I'm using Slack, but that shouldn't make a difference. It's the same code which detects the installs and upgrades.
My test is basically like this:
kubectl create namespace my-namespace
helm install kubewise -n my-namespace ./helm_chart --set slack.token="<token>" --set image.tag="0.11.1" --set clusterRole.create=falsew --set rbac.create=true
helm install flux fluxcd/flux --set git.url=git@github.com:fluxcd/flux-get-started --namespace my-namespace --wait --timeout 60
helm upgrade flux fluxcd/flux -n flux --set git.url=git@github.com:fluxcd/flux-get-started9 --set myValue=red --wait --timeout 60s -n my-namespace
helm uninstall flux -n my-namespace
helm uninstall kubewise -n my-namespaceHere are the results:
--set rbac.create= |
--set clusterRole.create= |
Install result | Upgrade result |
|---|---|---|---|
false |
true |
No notification | No notification |
true |
false |
No notification | No notification |
false |
false |
No notification | No notification |
true |
true |
Notification | Notification |
TJM
commented
4 years ago Interesting... perhaps this is where test driven development would have helped ;)
Here are the vague test descriptions:
With rbac.create set to false, the chart will not create any RBAC (role/clusterrole nor bindings), so the user would be responsible for setting up the role/rolebinding some other way... (some outside force)
With rbac.create set to true, and clusterrole.create set to false it should create a role and rolebinding (rather than a clusterrole and clusterrolebinding). It should only be able to detect changes in its own namespace due to the rolebinding. We also set namespaceToWatch: my-namespace. Perhaps that changes the detection code?

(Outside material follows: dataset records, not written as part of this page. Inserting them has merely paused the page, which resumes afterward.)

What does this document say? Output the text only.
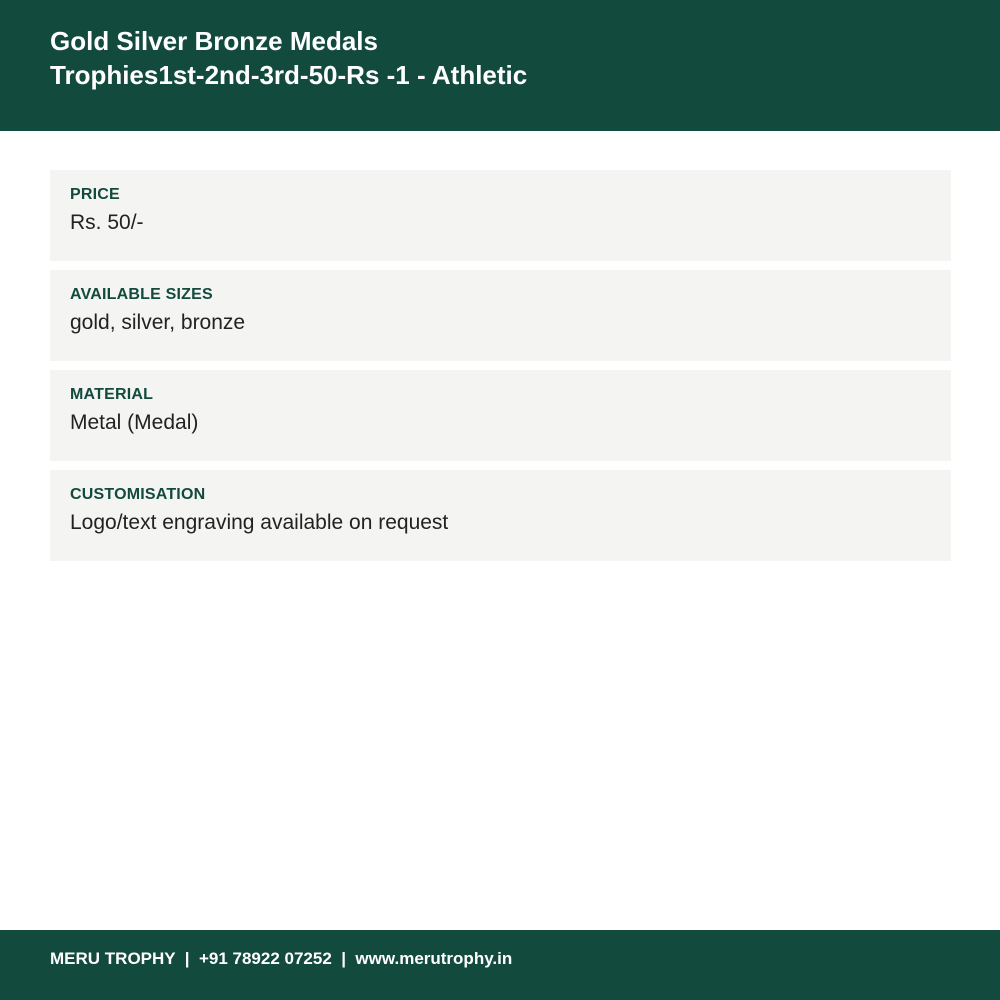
Gold Silver Bronze Medals
Trophies1st-2nd-3rd-50-Rs -1 - Athletic
PRICE
Rs. 50/-
AVAILABLE SIZES
gold, silver, bronze
MATERIAL
Metal (Medal)
CUSTOMISATION
Logo/text engraving available on request
MERU TROPHY  |  +91 78922 07252  |  www.merutrophy.in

With both rbac.create and clusterrole.create set to true (Default), it should create a clusterrole and clusterrolebinding, which would be the original behavior.
dtuite
commented
4 years ago We also set namespaceToWatch: my-namespace. Perhaps that changes the detection code?
This is it. I just tested this and you can set clusterRole.create=false and still get notifications for one namespace as long as you set namespaceToWatch to some value.
dtuite
commented
4 years ago Thanks for the pull request @TJM and team.
I will let you know when I release a new version with this change.
TJM
commented
4 years ago We also set namespaceToWatch: my-namespace. Perhaps that changes the detection code?
This is it. I just tested this and you can set
clusterRole.create=falseand still get notifications for one namespace as long as you setnamespaceToWatchto some value.
Thanks, I guess we better note that in the readme, since you already merged, I will leave that part up to you :p
dtuite
commented
4 years ago @TJM this is released in 0.11.8.
Thanks for the help.
TJM
commented
4 years ago Thanks @dtuite ... side note, as this is a "new feature" and not a "patch" it should have probably been released with 0.12.0, strictly speaking. Although I think you can play fast and loose with SymVer prior to 1.0.0 ;)
dtuite
commented
4 years ago Yeah. I agree. Releasing is a bit of a mess at the moment and I opted to get the release out under a non-optimal version number just so it was done. It's going to take a bit more work to come up with a nice release flow. It will settle down in time.
This simply allows deployment into environments where we are unable to create a clusterRole or clusterRoleBinding due to access restrictions (we are limited to a single namespace).